= Nike, Nigeria =

Nike Community is a region in Enugu East, Enugu State, Nigeria. It has borders with Nsukka, Ebonyi and Enugu North and is one of the state's largest zones, featuring several tourist sites and commercial areas, including Nikelake Hotels. The community is under the monarchical leadership of HRM Igwe Nnaji. The region comprises 24 villages. They are subject to the authority of Enugu East of Enugu state, Nigeria.

== History ==
Legend claims that Nike was biologically-related to Egede and Affa and it was assumed they came from the same mother, Ugwunye. Ugwunye was said to have been a very beautiful woman married to the god Awuwa. She gave birth to Anike at Nike, left Awuwa and married Ukwu. She then gave birth to Egede and thereafter married Eze Achala Ukwu. This marriage led to the birth of another child at Ikolo who was named Affa. From the narration, Anike Nwa Awuwa, was the child of Awuwa and Ugwunye. It happened that Anike married Aho-Ojoma, a deity, in Nokpa. They had 11 children; Ibagwa was the eldest.

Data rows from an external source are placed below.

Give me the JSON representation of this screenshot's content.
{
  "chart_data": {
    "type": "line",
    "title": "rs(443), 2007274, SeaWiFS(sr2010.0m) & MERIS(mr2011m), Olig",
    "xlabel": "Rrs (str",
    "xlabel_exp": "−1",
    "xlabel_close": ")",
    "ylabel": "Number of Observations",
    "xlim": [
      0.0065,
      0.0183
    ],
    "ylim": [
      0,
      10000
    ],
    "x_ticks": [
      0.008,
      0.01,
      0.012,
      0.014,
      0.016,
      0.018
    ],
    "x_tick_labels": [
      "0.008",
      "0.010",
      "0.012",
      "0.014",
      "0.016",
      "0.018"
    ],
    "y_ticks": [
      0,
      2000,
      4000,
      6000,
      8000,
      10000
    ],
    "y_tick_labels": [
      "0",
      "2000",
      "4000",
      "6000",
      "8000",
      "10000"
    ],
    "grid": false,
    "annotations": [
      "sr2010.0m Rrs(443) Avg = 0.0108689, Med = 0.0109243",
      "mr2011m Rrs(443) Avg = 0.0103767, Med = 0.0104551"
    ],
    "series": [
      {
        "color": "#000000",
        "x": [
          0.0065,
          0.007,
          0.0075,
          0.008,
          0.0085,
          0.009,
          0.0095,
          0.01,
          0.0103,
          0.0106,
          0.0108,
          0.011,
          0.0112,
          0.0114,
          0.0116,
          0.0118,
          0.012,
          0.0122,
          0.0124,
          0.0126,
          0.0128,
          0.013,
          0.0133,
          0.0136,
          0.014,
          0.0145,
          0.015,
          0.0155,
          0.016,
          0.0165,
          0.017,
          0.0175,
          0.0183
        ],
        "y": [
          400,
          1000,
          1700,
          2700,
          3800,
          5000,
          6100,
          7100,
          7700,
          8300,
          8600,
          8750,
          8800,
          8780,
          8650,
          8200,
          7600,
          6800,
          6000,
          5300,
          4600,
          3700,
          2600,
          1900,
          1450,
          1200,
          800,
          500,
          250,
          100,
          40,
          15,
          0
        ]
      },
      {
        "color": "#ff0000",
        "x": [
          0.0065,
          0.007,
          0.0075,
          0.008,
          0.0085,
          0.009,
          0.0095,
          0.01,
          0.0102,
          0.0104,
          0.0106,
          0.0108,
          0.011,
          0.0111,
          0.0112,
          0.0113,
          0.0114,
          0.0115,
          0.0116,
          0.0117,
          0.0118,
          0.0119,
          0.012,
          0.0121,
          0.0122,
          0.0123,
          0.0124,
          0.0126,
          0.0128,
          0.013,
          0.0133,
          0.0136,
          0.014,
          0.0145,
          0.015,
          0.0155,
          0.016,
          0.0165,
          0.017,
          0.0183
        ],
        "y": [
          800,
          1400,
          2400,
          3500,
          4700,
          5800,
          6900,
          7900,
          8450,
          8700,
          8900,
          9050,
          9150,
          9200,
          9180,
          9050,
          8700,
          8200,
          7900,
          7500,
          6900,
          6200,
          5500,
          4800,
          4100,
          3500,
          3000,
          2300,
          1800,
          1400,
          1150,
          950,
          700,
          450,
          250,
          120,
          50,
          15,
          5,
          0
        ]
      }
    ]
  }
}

The Ogui Nike is another area of the Nike Community. Those inhabitants were allegedly descendants of refugees from one of the Udi plateau villages. They were believed to have moved from Akegbe to settle at Ugwueke, to help Nike in its battle against Okpatu.

== Notable people ==
Senator Gilbert Emeka Nnaji is a politician representing Enugu East and Nike community in the upper chambers of the Nigerian Senate.